Le iniziative iraniane, russe e di De Mistura, quindi, consacrano l’Iran come un attore chiave in Siria e, parallelamente, si configurano come un colpo di Stato al comunicato di Ginevra. In altre parole, le tre iniziative cercano di aggirare il problema Assad, infatti le sue dimissioni prima o dopo la fase di transizione non sono più esplicitamente richieste, mentre il focus è tutto sulla necessità di sconfiggere Daish e di arrivare a una soluzione politica.

Se Mosca ritiene che le dimissioni di Assad potrebbero compromettere la guerra contro lo Stato islamico, Washington, al contrario, ritiene che per prevenire la caduta del regime occorra rimuovere Assad, anche se gradualmente, come suggerito da Obama la scorsa settimana. Questo perché non tutte le forze necessarie a combattere Daesh, dalla Turchia al Golfo, passando per l’opposizione armata moderata, accettano che la sconfitta del Califfato implichi necessariamente che Bashar resti al potere.

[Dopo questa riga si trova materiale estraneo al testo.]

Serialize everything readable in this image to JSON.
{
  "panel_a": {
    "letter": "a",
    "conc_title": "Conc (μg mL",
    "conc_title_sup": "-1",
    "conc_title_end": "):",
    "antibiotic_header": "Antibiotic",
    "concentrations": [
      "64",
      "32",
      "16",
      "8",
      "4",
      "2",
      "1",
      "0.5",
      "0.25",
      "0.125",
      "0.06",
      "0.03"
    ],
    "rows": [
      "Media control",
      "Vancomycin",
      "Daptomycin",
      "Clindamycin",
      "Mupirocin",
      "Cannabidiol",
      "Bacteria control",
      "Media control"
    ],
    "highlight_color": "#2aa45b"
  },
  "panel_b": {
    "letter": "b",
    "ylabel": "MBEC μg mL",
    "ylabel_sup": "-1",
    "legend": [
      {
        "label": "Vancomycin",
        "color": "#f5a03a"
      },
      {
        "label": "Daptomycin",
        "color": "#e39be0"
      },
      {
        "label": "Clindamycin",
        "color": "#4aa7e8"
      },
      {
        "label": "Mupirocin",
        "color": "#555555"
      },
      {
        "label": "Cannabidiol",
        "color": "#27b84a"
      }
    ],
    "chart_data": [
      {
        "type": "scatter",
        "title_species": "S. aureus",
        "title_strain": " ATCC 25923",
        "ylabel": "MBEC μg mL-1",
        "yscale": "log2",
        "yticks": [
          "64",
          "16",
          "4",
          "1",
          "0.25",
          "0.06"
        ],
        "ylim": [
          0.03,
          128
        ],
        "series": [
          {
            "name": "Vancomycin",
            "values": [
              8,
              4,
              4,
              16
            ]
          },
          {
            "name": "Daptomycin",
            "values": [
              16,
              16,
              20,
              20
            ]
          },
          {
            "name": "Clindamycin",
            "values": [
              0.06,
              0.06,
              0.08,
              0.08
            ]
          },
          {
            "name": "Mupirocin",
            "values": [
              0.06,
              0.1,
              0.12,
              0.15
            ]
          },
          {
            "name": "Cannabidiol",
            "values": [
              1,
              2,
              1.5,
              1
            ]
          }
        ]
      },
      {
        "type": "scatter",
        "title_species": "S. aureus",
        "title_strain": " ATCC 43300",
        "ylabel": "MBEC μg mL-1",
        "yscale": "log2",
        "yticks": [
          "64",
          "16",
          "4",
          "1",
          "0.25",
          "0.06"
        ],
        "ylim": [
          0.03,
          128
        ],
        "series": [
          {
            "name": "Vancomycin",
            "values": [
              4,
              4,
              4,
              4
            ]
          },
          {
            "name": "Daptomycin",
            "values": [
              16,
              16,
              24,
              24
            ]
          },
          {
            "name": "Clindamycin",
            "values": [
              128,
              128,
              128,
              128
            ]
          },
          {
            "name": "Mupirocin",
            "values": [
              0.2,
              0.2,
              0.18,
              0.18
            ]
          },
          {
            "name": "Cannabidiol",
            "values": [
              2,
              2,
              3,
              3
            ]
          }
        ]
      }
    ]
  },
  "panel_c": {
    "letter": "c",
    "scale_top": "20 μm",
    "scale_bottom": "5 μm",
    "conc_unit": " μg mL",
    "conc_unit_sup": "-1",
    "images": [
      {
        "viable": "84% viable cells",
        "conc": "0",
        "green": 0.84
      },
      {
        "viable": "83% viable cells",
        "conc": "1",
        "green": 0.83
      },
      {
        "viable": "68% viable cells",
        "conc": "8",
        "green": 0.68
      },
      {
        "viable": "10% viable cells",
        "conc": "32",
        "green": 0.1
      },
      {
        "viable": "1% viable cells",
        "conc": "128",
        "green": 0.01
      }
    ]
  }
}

In questa fase le iniziative diplomatiche abbondano: si parla di colloqui estesi che riuniscono le potenze regionali, tra cui Egitto, Iran e Turchia, ma anche di contatti tra Stati Uniti e Russia con Arabia Saudita, Iran e Turchia. La novità principale in queste negoziazioni è la riappacificazione tra Washington e Mosca sulla Siria. In pratica, gli Stati Uniti se ne sono lavati la mano e hanno lasciato il campo alla Russia. Questa nuova retorica cordiale si è espressa anche nell’incontro di Doha, tenutosi la scorsa settimana, nel corso della quale Lavrov e Kerry hanno lanciato la loro iniziativa diplomatica con i paesi del CCG.  Durante questa riunione, inoltre, sono emersi segnali di accordo russo-sauditi su diverse questioni, tuttavia persistono le divergenze sul destino di Assad e sul comunicato di Ginevra.

I colloqui sulla questione iraniana sono andati oltre il programma nucleare e hanno riguardato anche il ruolo regionale di Teheran. Mosca si è soffermata sul tema del terrorismo. La Siria è una priorità assoluta per essa. E il suo rapporto con l’Iran è uno di alleanza. Nel frattempo, la diplomazia russa è soddisfatta dello stato attuale delle relazioni con l’amministrazione Obama e vuole continuare a dialogare con l’Arabia Saudita.

Ma ciò che conta non è solo quello che Mosca e Teheran vogliono in Siria e dai Paesi del Golfo, o quello che Washington vuole in virtù del suo impegno con Teheran e dell’aver rimesso a Mosca  il compito di gestire le soluzioni regionali. Ciò che conta è che gli sforzi diplomatici in corso hanno portato a una qualche svolta e questo ha bisogno di una profonda analisi perché la nuova retorica russo-iraniano-americana è sofisticata e l’inviato delle Nazioni Unite De Mistura ha aggiunto un tocco italiano a questa ambiguità.

Raghida Dergham è editorialista e corrispondente diplomatica di Al-Hayat.